Same applies to meritocracy. When you know merit is perception, you can manage perception. When you understand selection is political, you can navigate politics. When you see evaluation is subjective, you can influence evaluation criteria. Most humans do not know these patterns. You do now.

This knowledge does not guarantee success. Game is still rigged. But playing with eyes open is better than playing blind. Your odds just improved.

Conclusion

Meritocracy is fiction humans tell themselves. Beautiful story. Comforting narrative. But game does not work this way.

Your position is determined by millions of parameters. Timing, location, connections, luck, perception, politics. Merit is one variable among thousands. Understanding this is not defeatist. This is liberating.

You cannot control all parameters. But you can control some. Manage perception. Build options. Document achievements. Understand real criteria. Create compound advantages. These actions improve your position regardless of merit mythology.

Most humans believe meritocracy exists. They optimize for being good at their job. They expect recognition to follow performance. They wait for merit to be rewarded. These humans lose to humans who understand actual game mechanics.

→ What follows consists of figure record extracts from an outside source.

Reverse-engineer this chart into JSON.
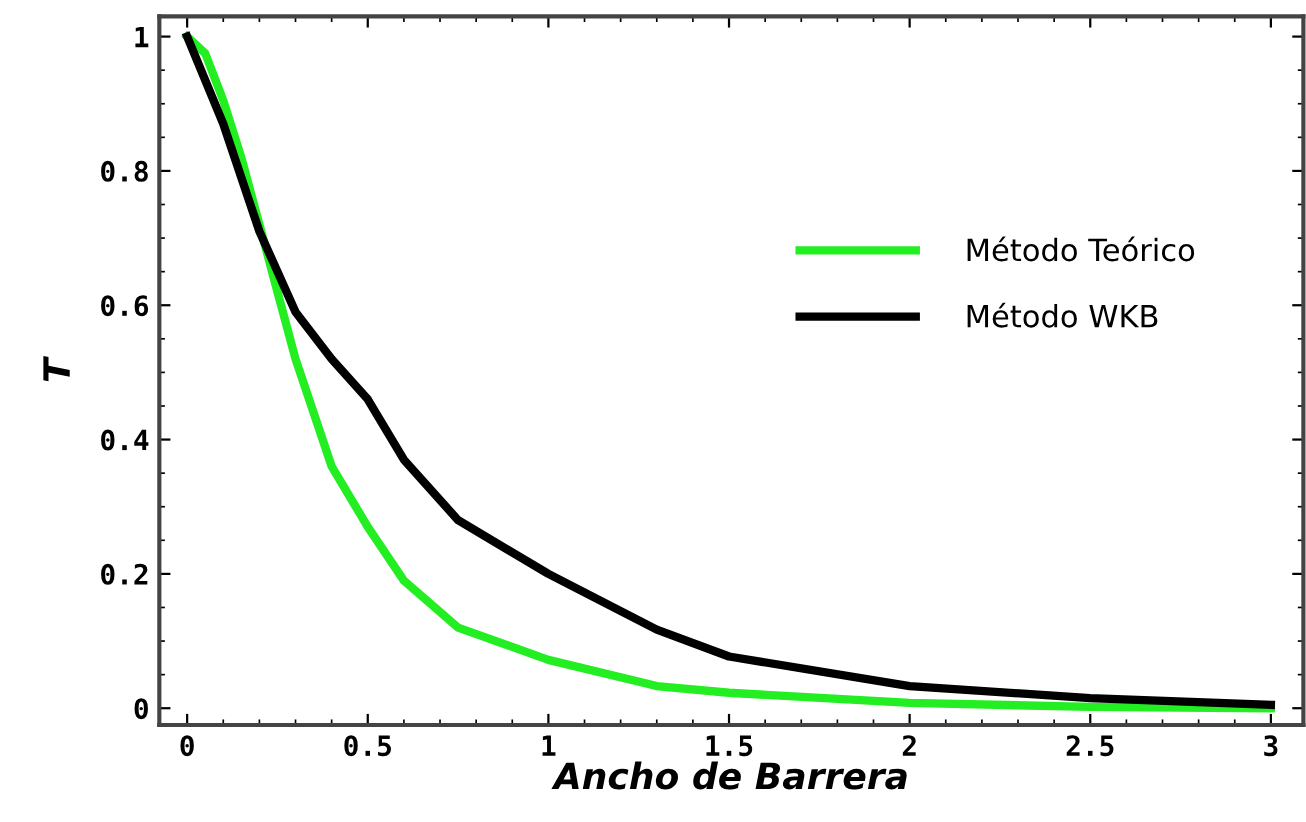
{
  "chart_data": {
    "type": "line",
    "xlabel": "Ancho de Barrera",
    "ylabel": "T",
    "xlim": [
      -0.077,
      3.09
    ],
    "ylim": [
      -0.025,
      1.03
    ],
    "xticks": [
      0,
      0.5,
      1,
      1.5,
      2,
      2.5,
      3
    ],
    "yticks": [
      0,
      0.2,
      0.4,
      0.6,
      0.8,
      1
    ],
    "legend": "right",
    "grid": false,
    "marker": "none",
    "line_style": "solid",
    "series": [
      {
        "name": "Método Teórico",
        "color": "#22ee22",
        "x": [
          0,
          0.05,
          0.1,
          0.15,
          0.2,
          0.25,
          0.3,
          0.35,
          0.4,
          0.5,
          0.6,
          0.75,
          1,
          1.3,
          1.5,
          2,
          2.5,
          3
        ],
        "values": [
          1,
          0.975,
          0.905,
          0.82,
          0.72,
          0.62,
          0.52,
          0.44,
          0.36,
          0.27,
          0.19,
          0.12,
          0.072,
          0.033,
          0.023,
          0.008,
          0.002,
          0
        ]
      },
      {
        "name": "Método WKB",
        "color": "#000000",
        "x": [
          0,
          0.1,
          0.15,
          0.2,
          0.25,
          0.3,
          0.4,
          0.5,
          0.6,
          0.75,
          1,
          1.3,
          1.5,
          2,
          2.5,
          3
        ],
        "values": [
          1,
          0.87,
          0.79,
          0.71,
          0.65,
          0.59,
          0.52,
          0.46,
          0.37,
          0.28,
          0.2,
          0.117,
          0.077,
          0.033,
          0.015,
          0.005
        ]
      }
    ]
  }
}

You now understand meritocracy falsehoods. You know merit is subjective. You see how perception drives decisions. You recognize systemic advantages compound over time. This knowledge separates winners from losers in capitalism game.

Game has rules. You now know them. Most humans do not. This is your advantage.

Stop asking if you deserve position. Start asking what you do with position. Stop waiting for merit to be recognized. Start making contributions impossible to ignore. Stop believing in fairness. Start playing by actual rules.

This is game, Human. Play it or be played by it.